By Juan Lagorio

The company's shares rose 2.5 percent in after-market trading after falling 5 percent when the market was open. Revenue fell 11 percent, and the company cautioned that 2009 would be a tough year.

"This is one of the most difficult operating environments we have seen in decades. The housing market has continued to deteriorate, unemployment has risen significantly, and retailers have seen some of the biggest declines in many years," said Kenneth Chenault, chief executive of American Express, in a conference call with analysts.

The company offered a guarded forecast for this year. "Card member spending in this environment is likely to remain very soft and we continue to expect past due loans and write-offs to rise from current levels", said Dan Henry, chief financial officer of American Express.

In the fourth quarter, earnings from continuing operations sank to $238 million, or 21 cents per diluted share, from $858 million, or 74 cents per diluted share, in the same quarter last year.

The latest results topped the average analyst expectation of 9 cents per share for earnings from continuing operations, according to Reuters Estimates.

Net income, including discontinued operations, fell to $172 million, or 15 cents per diluted share, from $831 million, or 72 cents per diluted share, a year earlier.

The company, struggling with mounting credit losses and higher financing costs, became a bank holding company in November to get access to $3.39 billion in taxpayer money under the U.S. Treasury's $700 billion Troubled Asset Relief Program.

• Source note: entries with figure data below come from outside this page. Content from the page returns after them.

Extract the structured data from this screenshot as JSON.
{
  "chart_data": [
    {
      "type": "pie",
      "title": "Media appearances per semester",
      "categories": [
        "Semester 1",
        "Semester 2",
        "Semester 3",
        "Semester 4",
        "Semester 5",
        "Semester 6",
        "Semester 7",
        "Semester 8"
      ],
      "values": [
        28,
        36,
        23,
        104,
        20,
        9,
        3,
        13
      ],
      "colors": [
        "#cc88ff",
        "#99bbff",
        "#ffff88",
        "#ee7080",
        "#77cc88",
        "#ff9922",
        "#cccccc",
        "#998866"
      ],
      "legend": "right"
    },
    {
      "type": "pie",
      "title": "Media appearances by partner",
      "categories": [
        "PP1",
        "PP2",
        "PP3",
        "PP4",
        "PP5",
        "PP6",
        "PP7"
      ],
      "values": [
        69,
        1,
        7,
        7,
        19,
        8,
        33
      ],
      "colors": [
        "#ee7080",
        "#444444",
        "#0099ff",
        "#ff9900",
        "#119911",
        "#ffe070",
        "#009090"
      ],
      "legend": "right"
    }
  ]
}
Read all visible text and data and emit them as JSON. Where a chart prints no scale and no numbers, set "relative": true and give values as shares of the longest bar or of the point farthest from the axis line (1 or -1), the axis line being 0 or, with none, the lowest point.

REVENUES SINK, CREDIT LOSSES JUMP

Consolidated revenue fell 11 percent to $6.5 billion, hit by higher financial costs and lower travel commissions and fees. In addition, managed loans fell 7 percent to $72 billion, as the company cut back lending to cushion credit losses.

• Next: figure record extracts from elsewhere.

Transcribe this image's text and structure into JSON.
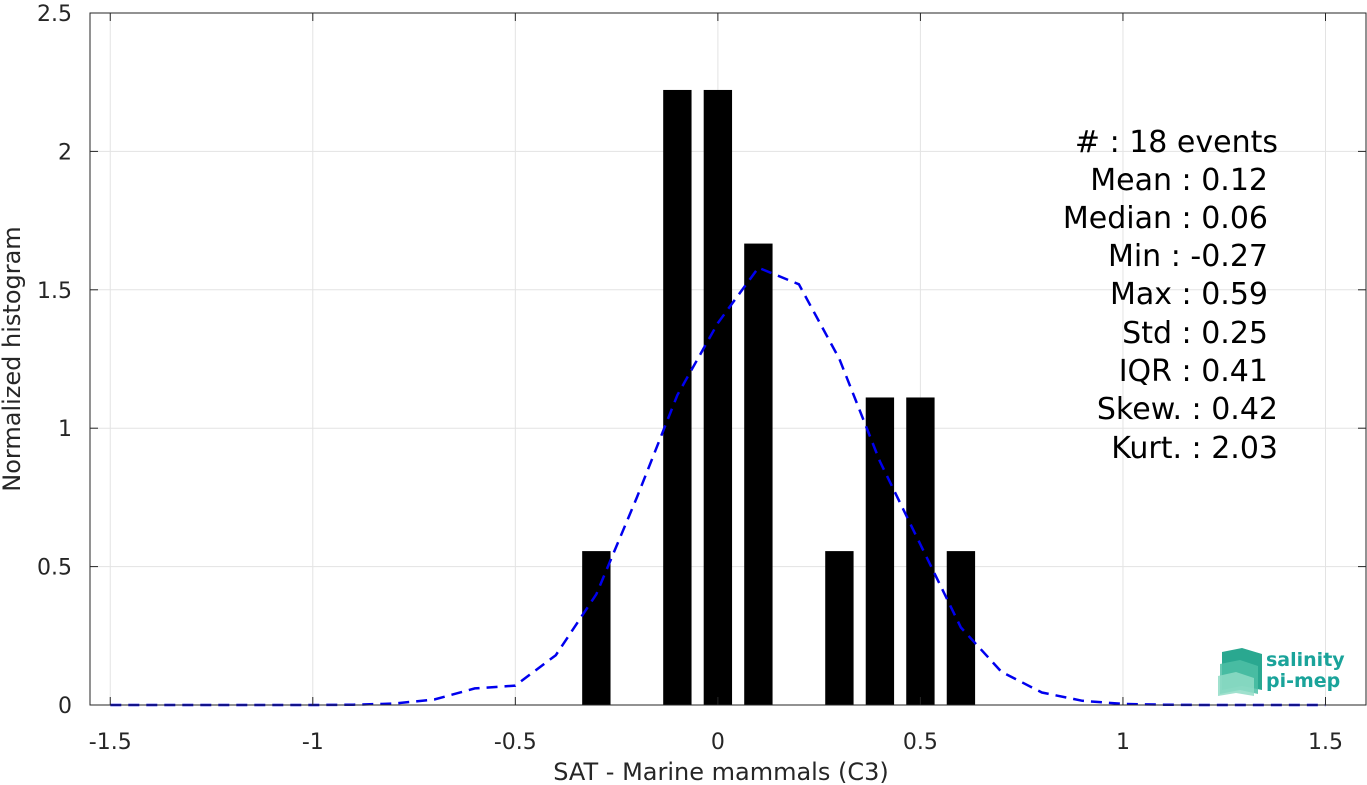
{
  "chart_data": {
    "type": "bar",
    "xlabel": "SAT - Marine mammals (C3)",
    "ylabel": "Normalized histogram",
    "xlim": [
      -1.55,
      1.6
    ],
    "ylim": [
      0,
      2.5
    ],
    "xticks": [
      -1.5,
      -1,
      -0.5,
      0,
      0.5,
      1,
      1.5
    ],
    "xtick_labels": [
      "-1.5",
      "-1",
      "-0.5",
      "0",
      "0.5",
      "1",
      "1.5"
    ],
    "yticks": [
      0,
      0.5,
      1,
      1.5,
      2,
      2.5
    ],
    "ytick_labels": [
      "0",
      "0.5",
      "1",
      "1.5",
      "2",
      "2.5"
    ],
    "grid": true,
    "bar_width": 0.07,
    "bars": {
      "x": [
        -0.3,
        -0.1,
        0.0,
        0.1,
        0.3,
        0.4,
        0.5,
        0.6
      ],
      "values": [
        0.556,
        2.222,
        2.222,
        1.667,
        0.556,
        1.111,
        1.111,
        0.556
      ],
      "color": "#000000"
    },
    "fit_curve": {
      "style": "dashed",
      "color": "#0000ee",
      "x": [
        -1.5,
        -1.4,
        -1.3,
        -1.2,
        -1.1,
        -1.0,
        -0.9,
        -0.8,
        -0.7,
        -0.6,
        -0.5,
        -0.4,
        -0.3,
        -0.2,
        -0.1,
        0.0,
        0.1,
        0.2,
        0.3,
        0.4,
        0.5,
        0.6,
        0.7,
        0.8,
        0.9,
        1.0,
        1.1,
        1.2,
        1.3,
        1.4,
        1.5
      ],
      "y": [
        0,
        0,
        0,
        0,
        0,
        0,
        0.001,
        0.005,
        0.02,
        0.06,
        0.07,
        0.18,
        0.4,
        0.75,
        1.12,
        1.38,
        1.58,
        1.52,
        1.25,
        0.88,
        0.58,
        0.28,
        0.12,
        0.045,
        0.015,
        0.004,
        0.001,
        0,
        0,
        0,
        0
      ]
    },
    "stats": {
      "count": "#  : 18 events",
      "mean": "Mean : 0.12",
      "median": "Median : 0.06",
      "min": "Min : -0.27",
      "max": "Max : 0.59",
      "std": "Std : 0.25",
      "iqr": "IQR : 0.41",
      "skew": "Skew. : 0.42",
      "kurt": "Kurt. : 2.03"
    }
  },
  "logo": {
    "line1": "salinity",
    "line2": "pi-mep",
    "color": "#1aa39a"
  }
}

Average cardmember spending tumbled 13 percent in the United States -- the company's main source of revenue -- and 16 percent in the international markets as the global economy deteriorated.

"The business in terms of spending and credit quality was pretty weak. Revenues were shockingly weak," said John Williams, an analyst at Macquarie Research. "AmEx for years and years called itself a spend center business and when spending is weak the business results are going to be weak. The effect of falling spending is difficult results for the company."

U.S. net charge-offs -- a measure of bad loan write-offs -- jumped to 6.7 percent in the fourth quarter from 5.9 percent in the third quarter, and is expected to keep rising in 2009 as Americans struggled with a deepening recession and the highest U.S. unemployment rate since 1993.

Provisions for loan losses fell 3 percent to $1.4 billion, as American Express said the year-ago results included a significant credit charge, but analysts expressed concern about whether the company was setting enough money aside to cover losses.

"The magnitude of their reserves seems to imply that they don't expect things to get worse, but their comments indicate they do think things are going to get worse," Williams said.

American Express cut expenses aggressively -- cardmember rewards expenses fell 39 percent and marketing and promotion expenditure fell 35 percent -- as the bank looks to save $1.8 billion this year.

American Express shares rose to $15.58 in after-hours trading after closing at $15.20, down 5 percent on the New York Stock Exchange. The company's stock has fallen 14 percent in 2009.